Kerry: Apes turning into people, dude.  Do you know how crazy you sound?  Monkeys turning into people.  If monkeys turned into people, then answer me this, dude.  Huh, answer me this.  Why are there still monkeys, dude?  Why are there still monkeys, then dude?   If a monkey gave birth to a human, why didn’t they just kill it dude?  It would be, like, some weak little bald hairless freak. No monkey momma would want that, dude.  And no monkey would want to mate with it, dude. Not even the desperate ugly monkeys. It would be, like, a total pariah.  Like Hillary, dude.  Just like Hillary.  Would you nail a monkey dude?  Would you nail a monkey?

Joe: Or an Asian?

Kerry: Or any other subhuman primate, really?

Gore: Well, he did bang Kerry.

Barack: I did not bang Kerry!

Joe: And Michelle.  And I saw his internet history, dude.  Chock full of Asian porn.  Or was it that Animal Planet mating stuff.  I can never tell those apart.

Barack: Oh, you are so racist.  You are such an evil, bloody racist.

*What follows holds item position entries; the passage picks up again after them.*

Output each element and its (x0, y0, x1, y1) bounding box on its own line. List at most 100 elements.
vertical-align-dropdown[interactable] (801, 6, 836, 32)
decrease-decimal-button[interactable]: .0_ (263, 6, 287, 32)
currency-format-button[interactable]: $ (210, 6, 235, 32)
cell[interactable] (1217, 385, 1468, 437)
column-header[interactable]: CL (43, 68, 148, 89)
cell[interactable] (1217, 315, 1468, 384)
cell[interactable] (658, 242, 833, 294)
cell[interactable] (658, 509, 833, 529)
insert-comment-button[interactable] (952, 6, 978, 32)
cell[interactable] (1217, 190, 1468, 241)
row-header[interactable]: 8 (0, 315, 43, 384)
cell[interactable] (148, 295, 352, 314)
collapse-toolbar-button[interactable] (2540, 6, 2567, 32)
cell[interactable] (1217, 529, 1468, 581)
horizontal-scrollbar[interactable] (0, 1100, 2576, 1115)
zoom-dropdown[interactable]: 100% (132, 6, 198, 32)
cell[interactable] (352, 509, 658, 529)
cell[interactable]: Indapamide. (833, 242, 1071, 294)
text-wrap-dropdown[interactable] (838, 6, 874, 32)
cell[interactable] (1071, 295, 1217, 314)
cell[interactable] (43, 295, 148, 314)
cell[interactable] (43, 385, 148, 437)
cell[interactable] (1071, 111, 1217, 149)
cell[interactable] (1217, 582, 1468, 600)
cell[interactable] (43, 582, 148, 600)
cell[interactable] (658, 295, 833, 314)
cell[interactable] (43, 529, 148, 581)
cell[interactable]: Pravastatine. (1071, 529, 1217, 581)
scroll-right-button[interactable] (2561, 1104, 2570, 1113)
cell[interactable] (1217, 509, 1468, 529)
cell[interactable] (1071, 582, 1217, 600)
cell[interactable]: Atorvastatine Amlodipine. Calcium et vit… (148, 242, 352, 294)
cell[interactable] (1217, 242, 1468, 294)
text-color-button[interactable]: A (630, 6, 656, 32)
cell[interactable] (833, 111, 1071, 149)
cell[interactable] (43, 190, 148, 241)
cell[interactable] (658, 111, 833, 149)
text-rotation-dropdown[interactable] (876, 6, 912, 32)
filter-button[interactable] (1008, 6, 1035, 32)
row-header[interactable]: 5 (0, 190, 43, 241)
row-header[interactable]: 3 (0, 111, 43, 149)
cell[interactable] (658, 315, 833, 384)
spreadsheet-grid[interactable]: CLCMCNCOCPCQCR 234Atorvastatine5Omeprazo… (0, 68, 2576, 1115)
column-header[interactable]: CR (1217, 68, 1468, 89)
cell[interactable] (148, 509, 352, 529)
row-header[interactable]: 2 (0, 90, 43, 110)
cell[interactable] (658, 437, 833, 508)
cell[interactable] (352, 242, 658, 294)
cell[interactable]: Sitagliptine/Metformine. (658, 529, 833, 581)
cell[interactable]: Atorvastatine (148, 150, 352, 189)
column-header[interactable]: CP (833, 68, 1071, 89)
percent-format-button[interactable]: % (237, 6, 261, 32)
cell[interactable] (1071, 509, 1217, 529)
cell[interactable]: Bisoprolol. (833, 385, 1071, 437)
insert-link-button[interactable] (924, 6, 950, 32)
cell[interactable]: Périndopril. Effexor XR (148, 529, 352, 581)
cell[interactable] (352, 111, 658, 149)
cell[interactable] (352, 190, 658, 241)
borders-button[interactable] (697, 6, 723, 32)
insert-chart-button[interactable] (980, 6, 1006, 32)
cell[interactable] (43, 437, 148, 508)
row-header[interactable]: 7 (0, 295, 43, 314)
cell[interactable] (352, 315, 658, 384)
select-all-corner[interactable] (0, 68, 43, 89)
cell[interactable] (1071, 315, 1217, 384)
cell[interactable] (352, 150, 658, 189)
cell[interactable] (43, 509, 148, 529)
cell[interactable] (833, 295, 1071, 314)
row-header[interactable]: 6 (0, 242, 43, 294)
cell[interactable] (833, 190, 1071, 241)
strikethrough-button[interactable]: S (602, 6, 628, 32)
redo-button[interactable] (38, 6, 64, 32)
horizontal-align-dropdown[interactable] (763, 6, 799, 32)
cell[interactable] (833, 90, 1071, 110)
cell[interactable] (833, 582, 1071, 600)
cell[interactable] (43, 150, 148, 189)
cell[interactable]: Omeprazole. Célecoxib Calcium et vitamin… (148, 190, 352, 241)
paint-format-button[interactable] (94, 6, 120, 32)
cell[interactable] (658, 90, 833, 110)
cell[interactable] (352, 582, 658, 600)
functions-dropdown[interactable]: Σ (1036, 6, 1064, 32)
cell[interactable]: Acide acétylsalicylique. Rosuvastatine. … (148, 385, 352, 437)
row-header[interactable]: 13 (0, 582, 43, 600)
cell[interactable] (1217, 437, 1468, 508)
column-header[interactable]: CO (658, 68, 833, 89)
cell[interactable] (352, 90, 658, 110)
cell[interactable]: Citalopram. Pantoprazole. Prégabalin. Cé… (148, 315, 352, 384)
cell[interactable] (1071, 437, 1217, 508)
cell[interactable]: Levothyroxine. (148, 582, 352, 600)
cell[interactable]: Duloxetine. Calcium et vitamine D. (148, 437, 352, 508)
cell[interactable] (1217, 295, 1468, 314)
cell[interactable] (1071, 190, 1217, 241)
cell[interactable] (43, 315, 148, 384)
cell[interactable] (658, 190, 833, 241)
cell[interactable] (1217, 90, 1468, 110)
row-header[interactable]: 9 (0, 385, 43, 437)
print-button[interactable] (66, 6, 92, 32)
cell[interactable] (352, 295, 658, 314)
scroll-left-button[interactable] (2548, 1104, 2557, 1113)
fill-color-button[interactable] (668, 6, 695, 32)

Joe: Monkeys aren’t a race, dude.  They’re a species.  Like a totally different species.  Like Asians.  Or like you.

Barack: Oh, you did not just say that.  I did not just hear those words come out of your mouth. You are such a racist.

Joe: I’m not racist, dude.  The word is xenophobic.  I’m xenophobic, dude.

Barack: Xenopho..? What?  What the….?

Joe: I know your secret, dude.  I know.  It’s okay.  I’m okay with it.  I’ve always known.  I know you are a reptilian, dude.  A snaky, freaky reptilian.

Barack: What the…..

Joe: You don’t have to play dumb with us anymore, dude. I know.  We all know.  You are a blood drinking, shape-shifting, reptilian humanoid from Alpha Draconis conspiring to enslave humans and warm the planet so it is suitable for your race of cold-blooded monsters.

Barack: What the….

Joe: Don’t worry.  I’m okay with it.  Just put me in charge of the slaves or herds or whatever or make me a breeder or something.  I’ve noticed stuff, dude. You say you are all environmental and green and stuff, but oil production is up, dude. Under your watch, US oil production is like way, way up.  And every green company you invest tax money in goes bankrupt, dude.  Every one.  Every single one.  Totally bankrupt.  Does anyone else see a pattern here?  A global warming pattern.  Are you using your advanced alien technology to mess with our satellites and weather balloons too, dude?  Making us think the warming has stopped when we know it hasn’t. The models say it is warming.  The thermometers say it is not. Who you gonna believe, dude?  Who you gonna believe?  I know who I believe.  I believe in science.  Quick, Al, grab him!  Don’t let him escape!

To be continued, maybe, if I feel like it.